10 tips for successful prioritisation

In the past 18 months, many organisations have had to significantly reduce their spend on change, or deal with lower levels of capacity to deliver their change and transformation ambitions. This has meant they've had to make decisions on which projects to stop or defer, and which to progress.

Based on what we’ve seen in the market, many organisations have struggled to prioritise change programmes and projects in a way that yields a deliverable transformation portfolio. From our data, these are the top 10 factors that make the difference between success and failure.

1. Establish the appropriate decision criteria

Traditional criteria for deciding what moves ahead – such strategic alignment, financial or ‘who shouts the loudest’ – does not adequately account for today’s transformation complexities, can prejudice against many critical enabling projects, or may cause significant adverse disruption within the organisation. Instead, such things as customer need, compliance, project complexity, do-ability, dependencies and overall risk exposure must also be considered.

2. Focus intensely on do-ability

Too much emphasis is placed on strategic planning and not enough on do-ability, which includes the capability and capacity within the organisation, technology providers or other third-parties. In many cases the do-ability factors will be the predominant tie-breaker in the whole prioritisation process, as there is really no point in agreeing a prioritised list that is known not to be do-able.

3. Don’t underestimate the strain

There are increasingly capacity issues within organisations, which need to ‘keep the show on the road’ whilst meeting multiple projects demands and integrating new, complex technology into day-to-day operations. This is rapidly becoming the area constraining the amount of possible change, and the strain on the organisation must be carefully considered. In one organisation a senior manager not only had to keep the lights on in a key business area, address a number of operational hot spots, but also be the key player in five critical projects. Not only did all of the pieces struggle to get an appropriate level of attention to succeed, the person involved became seriously unwell.

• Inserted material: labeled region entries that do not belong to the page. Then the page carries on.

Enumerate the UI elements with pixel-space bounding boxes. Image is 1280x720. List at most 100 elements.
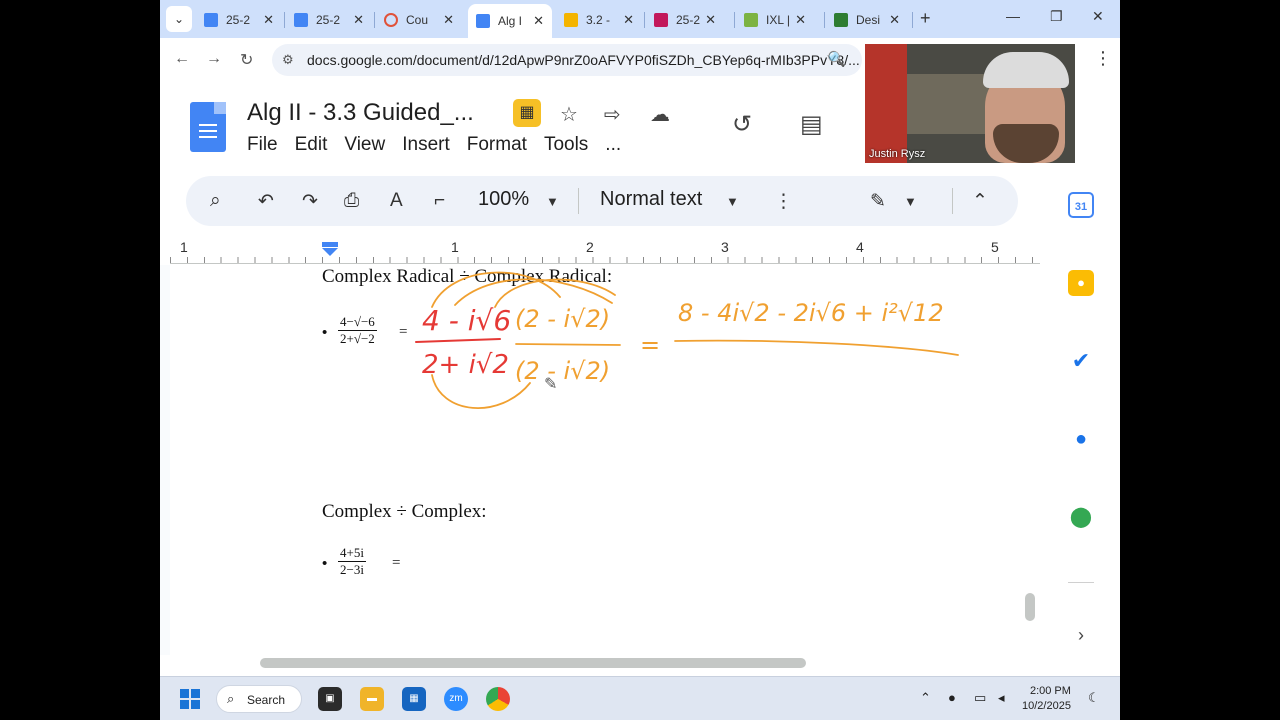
close-icon[interactable]: ✕: [795, 13, 806, 27]
windows-start-icon[interactable]: [180, 689, 200, 709]
chevron-up-icon[interactable]: ⌃: [972, 190, 988, 213]
menu-file[interactable]: File: [247, 134, 278, 156]
microphone-icon[interactable]: ●: [948, 690, 956, 705]
task-view-icon[interactable]: ▣: [318, 687, 342, 711]
style-select[interactable]: Normal text: [600, 188, 702, 211]
docs-icon: [204, 13, 218, 27]
tab-5[interactable]: 3.2 - ✕: [564, 6, 642, 34]
tray-overflow-icon[interactable]: ⌃: [920, 690, 931, 706]
menu-bar: File Edit View Insert Format Tools ...: [247, 134, 638, 156]
tab-divider: [734, 12, 735, 28]
menu-insert[interactable]: Insert: [402, 134, 450, 156]
zoom-select[interactable]: 100%: [478, 188, 529, 211]
ruler-number: 1: [451, 239, 459, 255]
move-folder-icon[interactable]: ⇨: [604, 102, 621, 127]
ruler[interactable]: 1 1 2 3 4 5: [170, 236, 1042, 264]
docs-logo-icon[interactable]: [190, 102, 226, 152]
section-heading-complex: Complex ÷ Complex:: [322, 501, 487, 522]
taskbar: ⌕ Search ▣ ▬ ▦ zm ⌃ ● ▭ ◂ 2:00 PM 10/2/2…: [160, 676, 1120, 720]
store-icon[interactable]: ▦: [402, 687, 426, 711]
close-icon[interactable]: ✕: [705, 13, 716, 27]
star-icon[interactable]: ☆: [560, 102, 578, 127]
tab-4-active[interactable]: Alg I ✕: [468, 4, 552, 38]
site-info-icon[interactable]: ⚙: [282, 52, 294, 68]
side-panel: 31 ● ✔ ● ⬤ ›: [1040, 170, 1120, 660]
zoom-icon[interactable]: 🔍: [827, 50, 846, 68]
tab-1[interactable]: 25-2 ✕: [204, 6, 282, 34]
network-icon[interactable]: ▭: [974, 690, 986, 706]
tab-3[interactable]: Cou ✕: [384, 6, 462, 34]
file-explorer-icon[interactable]: ▬: [360, 687, 384, 711]
browser-menu-icon[interactable]: ⋮: [1094, 48, 1112, 69]
fraction-denominator: 2−3i: [340, 562, 364, 577]
reload-button[interactable]: ↻: [240, 50, 253, 70]
cloud-status-icon[interactable]: ☁: [650, 102, 670, 127]
tab-divider: [284, 12, 285, 28]
redo-icon[interactable]: ↷: [302, 190, 318, 213]
close-icon[interactable]: ✕: [889, 13, 900, 27]
tab-8[interactable]: Desi ✕: [834, 6, 908, 34]
chrome-icon[interactable]: [486, 687, 510, 711]
minimize-button[interactable]: —: [1006, 8, 1020, 24]
print-icon[interactable]: ⎙: [344, 190, 359, 212]
tab-search-button[interactable]: ⌄: [166, 6, 192, 32]
search-icon[interactable]: ⌕: [210, 190, 221, 212]
document-canvas[interactable]: Complex Radical ÷ Complex Radical: • 4−√…: [160, 265, 1020, 655]
clock-time: 2:00 PM: [1029, 685, 1071, 697]
tab-label: Cou: [406, 13, 429, 27]
tab-label: IXL |: [766, 13, 791, 27]
system-clock[interactable]: 2:00 PM 10/2/2025: [1022, 684, 1071, 714]
close-window-button[interactable]: ✕: [1092, 8, 1104, 25]
back-button[interactable]: ←: [174, 50, 190, 68]
menu-tools[interactable]: Tools: [544, 134, 588, 156]
contacts-icon[interactable]: ●: [1068, 426, 1094, 452]
tasks-icon[interactable]: ✔: [1068, 348, 1094, 374]
chevron-down-icon[interactable]: ▼: [904, 194, 917, 209]
tab-6[interactable]: 25-2 ✕: [654, 6, 724, 34]
comments-icon[interactable]: ▤: [800, 110, 823, 139]
menu-more[interactable]: ...: [605, 134, 621, 156]
tab-7[interactable]: IXL | ✕: [744, 6, 814, 34]
close-icon[interactable]: ✕: [533, 14, 544, 28]
close-icon[interactable]: ✕: [263, 13, 274, 27]
video-call-overlay[interactable]: Justin Rysz: [865, 44, 1075, 163]
chevron-down-icon[interactable]: ▼: [546, 194, 559, 209]
tab-divider: [912, 12, 913, 28]
tab-2[interactable]: 25-2 ✕: [294, 6, 372, 34]
vertical-scrollbar[interactable]: [1025, 593, 1035, 621]
omnibox[interactable]: ⚙ docs.google.com/document/d/12dApwP9nrZ…: [272, 44, 862, 76]
close-icon[interactable]: ✕: [353, 13, 364, 27]
expand-panel-icon[interactable]: ›: [1068, 622, 1094, 648]
undo-icon[interactable]: ↶: [258, 190, 274, 213]
chevron-down-icon[interactable]: ▼: [726, 194, 739, 209]
hide-mode-icon[interactable]: ▦: [513, 99, 541, 127]
notifications-icon[interactable]: ☾: [1088, 690, 1100, 706]
spellcheck-icon[interactable]: A: [390, 190, 403, 212]
tab-label: Desi: [856, 13, 881, 27]
editing-toolbar: ⌕ ↶ ↷ ⎙ A ⌐ 100% ▼ Normal text ▼ ⋮ ✎ ▼ ⌃: [186, 176, 1018, 226]
document-title[interactable]: Alg II - 3.3 Guided_...: [247, 99, 474, 127]
version-history-icon[interactable]: ↺: [732, 110, 752, 139]
paint-format-icon[interactable]: ⌐: [434, 190, 445, 212]
horizontal-scrollbar[interactable]: [260, 658, 806, 668]
classroom-icon: [654, 13, 668, 27]
document-page[interactable]: Complex Radical ÷ Complex Radical: • 4−√…: [170, 265, 1020, 655]
new-tab-button[interactable]: +: [920, 8, 931, 29]
maps-icon[interactable]: ⬤: [1068, 504, 1094, 530]
close-icon[interactable]: ✕: [623, 13, 634, 27]
volume-icon[interactable]: ◂: [998, 690, 1005, 706]
tab-label: Alg I: [498, 14, 523, 28]
editing-mode-pencil-icon[interactable]: ✎: [870, 190, 886, 213]
menu-format[interactable]: Format: [467, 134, 527, 156]
menu-view[interactable]: View: [344, 134, 385, 156]
zoom-app-icon[interactable]: zm: [444, 687, 468, 711]
restore-button[interactable]: ❐: [1050, 8, 1063, 25]
indent-marker-icon[interactable]: [322, 242, 338, 256]
forward-button[interactable]: →: [206, 50, 222, 68]
keep-icon[interactable]: ●: [1068, 270, 1094, 296]
menu-edit[interactable]: Edit: [295, 134, 328, 156]
more-options-icon[interactable]: ⋮: [774, 190, 793, 213]
close-icon[interactable]: ✕: [443, 13, 454, 27]
taskbar-search[interactable]: ⌕ Search: [216, 685, 302, 713]
calendar-icon[interactable]: 31: [1068, 192, 1094, 218]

4. Be relevant, not precise

Many organisations spend an inordinate amount of time striving for accuracy, which not only wastes time and effort but can increase delivery risk through procrastination. Prioritisation needs to instead focus on the relative benefits of each initiative, with leaders comfortable making decisions on ‘good enough’ information. At the end of the day prioritisation is about leadership and teamwork, not about process and data.

5. Go for a ‘buckets’ approach…and then get going

To get the process started swiftly, first assign potential initiatives into one of three buckets: ‘no brainers’, ‘no go’, and ‘best endeavours’. You can then reconfirm the ‘no brainers’ and start mobilising them, whilst agreeing the ‘no go’ projects and communicate them as such. ‘Best endeavours’ should then be evaluated to see if they can be moved to one of the other buckets and, if not, agree the conditions that will dictate when they should be mobilised.

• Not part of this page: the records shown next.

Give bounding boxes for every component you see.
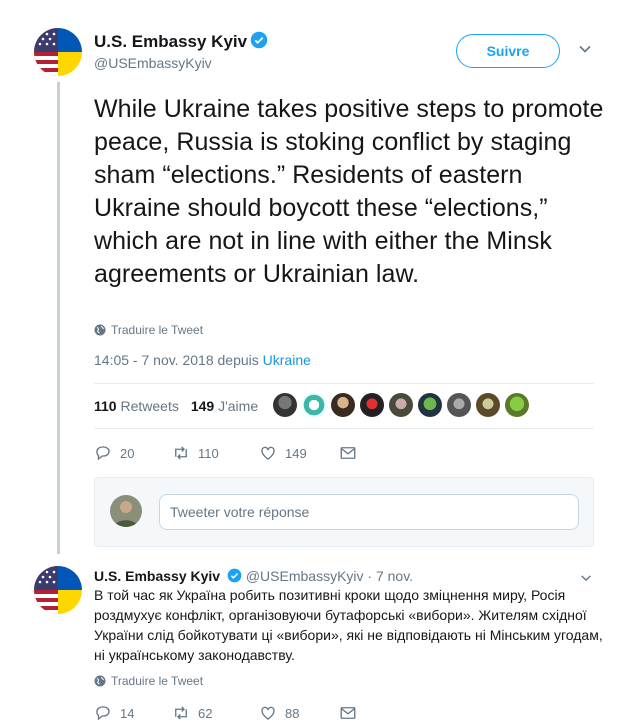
- liker-avatar[interactable]: [302, 393, 326, 417]
- location-link[interactable]: Ukraine: [263, 352, 311, 368]
- translate-tweet-link[interactable]: Traduire le Tweet: [94, 323, 203, 337]
- divider: [94, 383, 594, 384]
- heart-icon: [261, 706, 275, 720]
- liker-avatar[interactable]: [418, 393, 442, 417]
- retweet-button[interactable]: 62: [172, 704, 259, 722]
- author-name[interactable]: U.S. Embassy Kyiv: [94, 568, 220, 584]
- retweet-icon: [175, 446, 187, 460]
- like-button[interactable]: 88: [259, 704, 339, 722]
- translate-tweet-link[interactable]: Traduire le Tweet: [94, 674, 203, 688]
- flag-avatar-icon: [34, 566, 82, 614]
- heart-icon: [261, 446, 275, 460]
- liker-avatars: [273, 393, 529, 417]
- reply-composer: Tweeter votre réponse: [94, 477, 594, 547]
- chevron-down-icon[interactable]: [580, 572, 592, 584]
- reply-button[interactable]: 14: [94, 704, 172, 722]
- author-name[interactable]: U.S. Embassy Kyiv: [94, 31, 268, 52]
- like-button[interactable]: 149: [259, 444, 339, 462]
- likes-stat[interactable]: 149 J'aime: [191, 398, 258, 414]
- tweet-actions: 14 62 88: [94, 704, 357, 722]
- verified-badge-icon: [227, 568, 242, 583]
- timestamp-text: 14:05 - 7 nov. 2018 depuis: [94, 352, 263, 368]
- liker-avatar[interactable]: [389, 393, 413, 417]
- tweet-actions: 20 110 149: [94, 444, 357, 462]
- globe-icon: [94, 324, 106, 336]
- author-avatar[interactable]: [34, 28, 82, 76]
- retweets-stat[interactable]: 110 Retweets: [94, 398, 179, 414]
- author-handle[interactable]: @USEmbassyKyiv: [94, 55, 212, 71]
- liker-avatar[interactable]: [273, 393, 297, 417]
- reply-count: 20: [120, 445, 135, 461]
- reply-icon: [96, 446, 110, 461]
- flag-avatar-icon: [34, 28, 82, 76]
- tweet-text: While Ukraine takes positive steps to pr…: [94, 95, 604, 288]
- reply-input[interactable]: Tweeter votre réponse: [159, 494, 579, 530]
- retweet-count: 110: [198, 445, 219, 461]
- envelope-icon: [340, 447, 356, 459]
- user-avatar-icon: [110, 495, 142, 527]
- like-count: 149: [285, 445, 307, 461]
- follow-button[interactable]: Suivre: [456, 34, 560, 68]
- tweet-stats: 110 Retweets 149 J'aime: [94, 398, 258, 414]
- like-count: 88: [285, 705, 300, 721]
- retweet-icon: [175, 706, 187, 720]
- liker-avatar[interactable]: [505, 393, 529, 417]
- tweet-timestamp: 14:05 - 7 nov. 2018 depuis Ukraine: [94, 352, 311, 368]
- verified-badge-icon: [250, 31, 268, 49]
- liker-avatar[interactable]: [447, 393, 471, 417]
- retweet-button[interactable]: 110: [172, 444, 259, 462]
- envelope-icon: [340, 707, 356, 719]
- liker-avatar[interactable]: [360, 393, 384, 417]
- reply-icon: [96, 706, 110, 721]
- translate-label: Traduire le Tweet: [111, 674, 204, 688]
- author-avatar[interactable]: [34, 566, 82, 614]
- direct-message-button[interactable]: [339, 444, 357, 462]
- current-user-avatar[interactable]: [110, 495, 142, 527]
- thread-connector-line: [57, 82, 60, 554]
- direct-message-button[interactable]: [339, 704, 357, 722]
- second-tweet-header: U.S. Embassy Kyiv @USEmbassyKyiv · 7 nov…: [94, 568, 413, 584]
- retweet-count: 62: [198, 705, 213, 721]
- chevron-down-icon[interactable]: [578, 42, 592, 56]
- liker-avatar[interactable]: [331, 393, 355, 417]
- divider: [94, 428, 594, 429]
- author-handle-date[interactable]: @USEmbassyKyiv · 7 nov.: [246, 568, 413, 584]
- tweet-text: В той час як Україна робить позитивні кр…: [94, 587, 603, 663]
- reply-count: 14: [120, 705, 135, 721]
- liker-avatar[interactable]: [476, 393, 500, 417]
- reply-button[interactable]: 20: [94, 444, 172, 462]
- translate-label: Traduire le Tweet: [111, 323, 204, 337]
- globe-icon: [94, 675, 106, 687]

6. Invest time in structuring the portfolio

Organisations often do not spend sufficient time considering how best to group and structure projects and programmes, often because of pressure to ‘get on with it’ after a protracted decision-making process. But carefully structuring the change portfolio – for example, grouping projects to deliver common outcomes or reducing the amount of project interdependencies – can actually reduce resource demands by up to 30%, providing capacity to do even more!

7. Agree what good enough design looks like at the outset

Too many projects focus on getting the requirements and delivering the solution at the expense of truly understanding the targeted outcomes, shelf life and the level of acceptable residual operational risk. This invariably leads to an over-designed solution and wasted money, as well as debate around whether it’s ‘good enough’.

8. Reduce the level of technology customisation

The speed of technology innovation and changing operating models means that the ‘shelf life’ of technology solutions is reducing. Organisations should reduce the amount of technology customisation and instead change the operating processes to make ‘plug and play’ solutions work. This not only will make technology cheaper, delivery simpler, and change easier to effect in the future, but also make prioritisation an easier decision-making process.

9. Regularly monitor for progress and relevance

With relentless pressure for efficiency, ensuring that the prioritised portfolio remains relevant is critical as is clarity around how it is delivering against the original decision criteria. A half-yearly formal review is the absolute minimum to be effective. We would recommend quarterly.

10. Ensure consequences for not playing by the rules

The prioritised list needs to be communicated to all so no one can say ‘I didn’t know’. At the same time it needs to be clear that there will be consequences for not playing by the rules, trying to circumvent the priorities, or trying to find ways to sneak pet projects or technologies into the mix.